John Irving, poolside in 1998.
Review by Daniel Mallory
When "The World According to Garp" was published more than 30 years ago, John Irving found himself on bestseller lists for the first time. Since then he's won a shelf of awards, including an Oscar for the adaptation of his novel "The Cider House Rules" into a screenplay. His new book, “Last Night in Twisted River,” our reviewer Daniel Mallory writes today, is "full-throated, hot-blooded and clear-eyed.... Majestic yet intimate."
Digging into our archives, we found that Irving spent time at the pool at Shutters on the Beach with David L. Ulin. Here's that 1998 piece in its entirety:
He's Wrestled With Life . . .
. . . And come out on top. John Irving has another bestseller, two film scripts and 'Garp' is marking its 20th anniversary.
John Irving loves to talk. Sitting shirtless in the sun at Shutters on the Beach in Santa Monica, the 56-year-old author takes a series of simple questions and expands on them, tossing off digressions as if conversation were a literary form in its own right.
Ask him about his experience writing screenplays, and he'll tell you what he thinks of Hollywood, and why a book is always better than a film. Mention his predilection for tragedy -- his work is marked by dead children, plane crashes, bad things happening to good people -- and he'll segue into a treatise on the difference between sentimentality and emotion.

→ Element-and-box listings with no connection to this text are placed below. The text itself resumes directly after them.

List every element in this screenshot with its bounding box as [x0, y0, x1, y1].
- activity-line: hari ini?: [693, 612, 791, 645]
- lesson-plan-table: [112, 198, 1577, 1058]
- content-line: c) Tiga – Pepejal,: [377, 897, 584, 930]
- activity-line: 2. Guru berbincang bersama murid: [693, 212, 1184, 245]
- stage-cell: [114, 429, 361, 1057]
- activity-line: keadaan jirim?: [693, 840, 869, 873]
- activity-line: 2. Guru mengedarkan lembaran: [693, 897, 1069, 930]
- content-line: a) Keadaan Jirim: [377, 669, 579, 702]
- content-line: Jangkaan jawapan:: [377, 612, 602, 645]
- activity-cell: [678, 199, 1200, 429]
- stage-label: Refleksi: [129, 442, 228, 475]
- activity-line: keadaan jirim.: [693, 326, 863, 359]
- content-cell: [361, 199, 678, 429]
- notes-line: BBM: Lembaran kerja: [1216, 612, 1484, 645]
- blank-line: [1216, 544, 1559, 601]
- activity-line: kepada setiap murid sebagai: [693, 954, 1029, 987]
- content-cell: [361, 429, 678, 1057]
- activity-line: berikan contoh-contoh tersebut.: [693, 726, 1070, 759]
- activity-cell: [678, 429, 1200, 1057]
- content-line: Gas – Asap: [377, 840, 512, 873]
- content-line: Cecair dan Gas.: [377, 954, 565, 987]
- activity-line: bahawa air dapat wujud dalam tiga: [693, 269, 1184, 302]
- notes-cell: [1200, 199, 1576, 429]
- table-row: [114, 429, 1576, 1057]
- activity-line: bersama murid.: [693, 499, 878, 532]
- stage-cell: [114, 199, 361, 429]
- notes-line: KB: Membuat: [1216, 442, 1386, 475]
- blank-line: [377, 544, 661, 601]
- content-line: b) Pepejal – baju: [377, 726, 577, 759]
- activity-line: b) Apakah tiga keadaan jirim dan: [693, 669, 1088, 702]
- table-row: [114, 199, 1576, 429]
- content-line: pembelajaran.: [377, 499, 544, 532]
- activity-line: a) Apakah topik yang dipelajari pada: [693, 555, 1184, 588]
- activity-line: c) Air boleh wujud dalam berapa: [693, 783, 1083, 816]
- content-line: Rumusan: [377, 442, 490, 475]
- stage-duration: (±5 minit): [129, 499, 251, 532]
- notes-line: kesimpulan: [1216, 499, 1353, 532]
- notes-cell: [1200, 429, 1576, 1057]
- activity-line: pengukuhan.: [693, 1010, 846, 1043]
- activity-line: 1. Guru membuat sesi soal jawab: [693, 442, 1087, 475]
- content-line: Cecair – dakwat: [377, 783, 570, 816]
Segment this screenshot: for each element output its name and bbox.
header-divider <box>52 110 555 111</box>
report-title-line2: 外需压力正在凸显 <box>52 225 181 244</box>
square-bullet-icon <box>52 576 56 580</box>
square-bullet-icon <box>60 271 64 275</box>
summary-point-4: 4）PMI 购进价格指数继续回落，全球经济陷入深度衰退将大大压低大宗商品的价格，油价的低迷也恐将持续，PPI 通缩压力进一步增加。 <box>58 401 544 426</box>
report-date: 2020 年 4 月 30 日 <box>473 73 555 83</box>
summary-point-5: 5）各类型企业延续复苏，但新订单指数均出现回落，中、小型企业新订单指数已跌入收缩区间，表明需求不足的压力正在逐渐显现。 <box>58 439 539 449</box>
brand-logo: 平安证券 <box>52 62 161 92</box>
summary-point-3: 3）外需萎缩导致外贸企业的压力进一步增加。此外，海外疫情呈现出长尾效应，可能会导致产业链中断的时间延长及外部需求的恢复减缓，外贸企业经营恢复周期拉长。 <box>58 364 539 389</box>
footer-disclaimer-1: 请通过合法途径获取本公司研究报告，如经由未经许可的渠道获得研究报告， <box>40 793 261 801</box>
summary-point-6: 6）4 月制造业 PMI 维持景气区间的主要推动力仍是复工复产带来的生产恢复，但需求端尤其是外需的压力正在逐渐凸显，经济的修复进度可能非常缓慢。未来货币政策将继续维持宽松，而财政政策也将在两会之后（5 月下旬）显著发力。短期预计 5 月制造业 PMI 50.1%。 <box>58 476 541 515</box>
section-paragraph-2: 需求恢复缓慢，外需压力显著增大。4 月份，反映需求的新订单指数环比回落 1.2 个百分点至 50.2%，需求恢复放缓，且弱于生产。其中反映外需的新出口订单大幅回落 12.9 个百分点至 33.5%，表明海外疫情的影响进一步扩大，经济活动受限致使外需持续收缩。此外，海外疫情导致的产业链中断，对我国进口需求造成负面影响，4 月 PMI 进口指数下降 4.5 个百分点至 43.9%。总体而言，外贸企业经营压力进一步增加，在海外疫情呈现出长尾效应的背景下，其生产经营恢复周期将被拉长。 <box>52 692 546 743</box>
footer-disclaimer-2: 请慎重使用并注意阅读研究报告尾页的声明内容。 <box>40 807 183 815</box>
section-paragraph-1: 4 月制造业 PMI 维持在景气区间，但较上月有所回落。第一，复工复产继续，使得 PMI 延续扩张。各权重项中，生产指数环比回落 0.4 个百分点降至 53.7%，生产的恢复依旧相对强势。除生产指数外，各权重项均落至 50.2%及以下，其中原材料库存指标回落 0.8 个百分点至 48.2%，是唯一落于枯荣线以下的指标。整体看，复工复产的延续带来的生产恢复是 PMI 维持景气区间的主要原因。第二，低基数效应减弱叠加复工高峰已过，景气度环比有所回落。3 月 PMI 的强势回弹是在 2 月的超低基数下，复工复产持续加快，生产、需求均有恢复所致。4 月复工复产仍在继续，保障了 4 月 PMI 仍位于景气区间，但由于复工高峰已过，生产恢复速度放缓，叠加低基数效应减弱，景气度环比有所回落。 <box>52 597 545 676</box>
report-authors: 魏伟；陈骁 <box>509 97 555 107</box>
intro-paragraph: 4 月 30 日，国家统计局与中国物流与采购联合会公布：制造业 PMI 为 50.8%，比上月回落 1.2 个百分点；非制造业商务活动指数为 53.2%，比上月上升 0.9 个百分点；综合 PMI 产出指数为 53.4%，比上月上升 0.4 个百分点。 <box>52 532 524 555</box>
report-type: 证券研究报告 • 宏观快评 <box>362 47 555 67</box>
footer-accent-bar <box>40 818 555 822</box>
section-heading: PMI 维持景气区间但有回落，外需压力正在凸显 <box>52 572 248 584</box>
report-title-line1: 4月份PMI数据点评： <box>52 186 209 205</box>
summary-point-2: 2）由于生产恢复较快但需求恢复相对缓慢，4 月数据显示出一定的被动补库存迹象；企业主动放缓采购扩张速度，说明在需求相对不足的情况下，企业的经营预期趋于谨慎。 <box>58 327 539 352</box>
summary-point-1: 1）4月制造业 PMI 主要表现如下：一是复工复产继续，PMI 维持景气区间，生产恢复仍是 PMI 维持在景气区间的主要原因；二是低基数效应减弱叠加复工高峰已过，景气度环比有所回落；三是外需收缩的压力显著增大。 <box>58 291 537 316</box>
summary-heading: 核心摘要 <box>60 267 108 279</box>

Even the silver-dollar-size tattoo etched into his left shoulder, a green maple leaf bleeding to red at its edges, inspires a story about the history of tattooing, his own rotator cuff surgery and the research that went into his ninth novel, "A Widow for One Year," currently riding the bestseller charts. Listening to him, one thing becomes increasingly obvious: There's a reason why his books are so long.
These days he has a lot to talk about, beginning with the publication of "A Widow for One Year" and the Modern Library's simultaneous 20th anniversary edition of "The World According to Garp," the novel that put him on the literary map.
Then there's the six-hour-long adaptation of his novel "The Cider House Rules" (1985) that will open at the Mark Taper Forum next month; in September, a film version of the same book, with his own screenplay, is scheduled to move into production after more than a decade of false starts.
As if that weren't enough, yet another Irving novel will go before the cameras in January: "A Son of the Circus," also with an Irving script. All in all, it's a concentrated period of exposure for a writer who tends to deride such distractions of modern literary life as antithetical to the purpose he has defined for himself: working seven days a week, eight hours a day, to produce one substantial novel every four years.
"I'm certainly grateful," he says, "but I don't credit the various adaptations of my work with being that important. In fact, they've taken me away from my day job. For all the time I've put into those two screenplays, I could have written another novel. That's the line I look at, and that's the truth."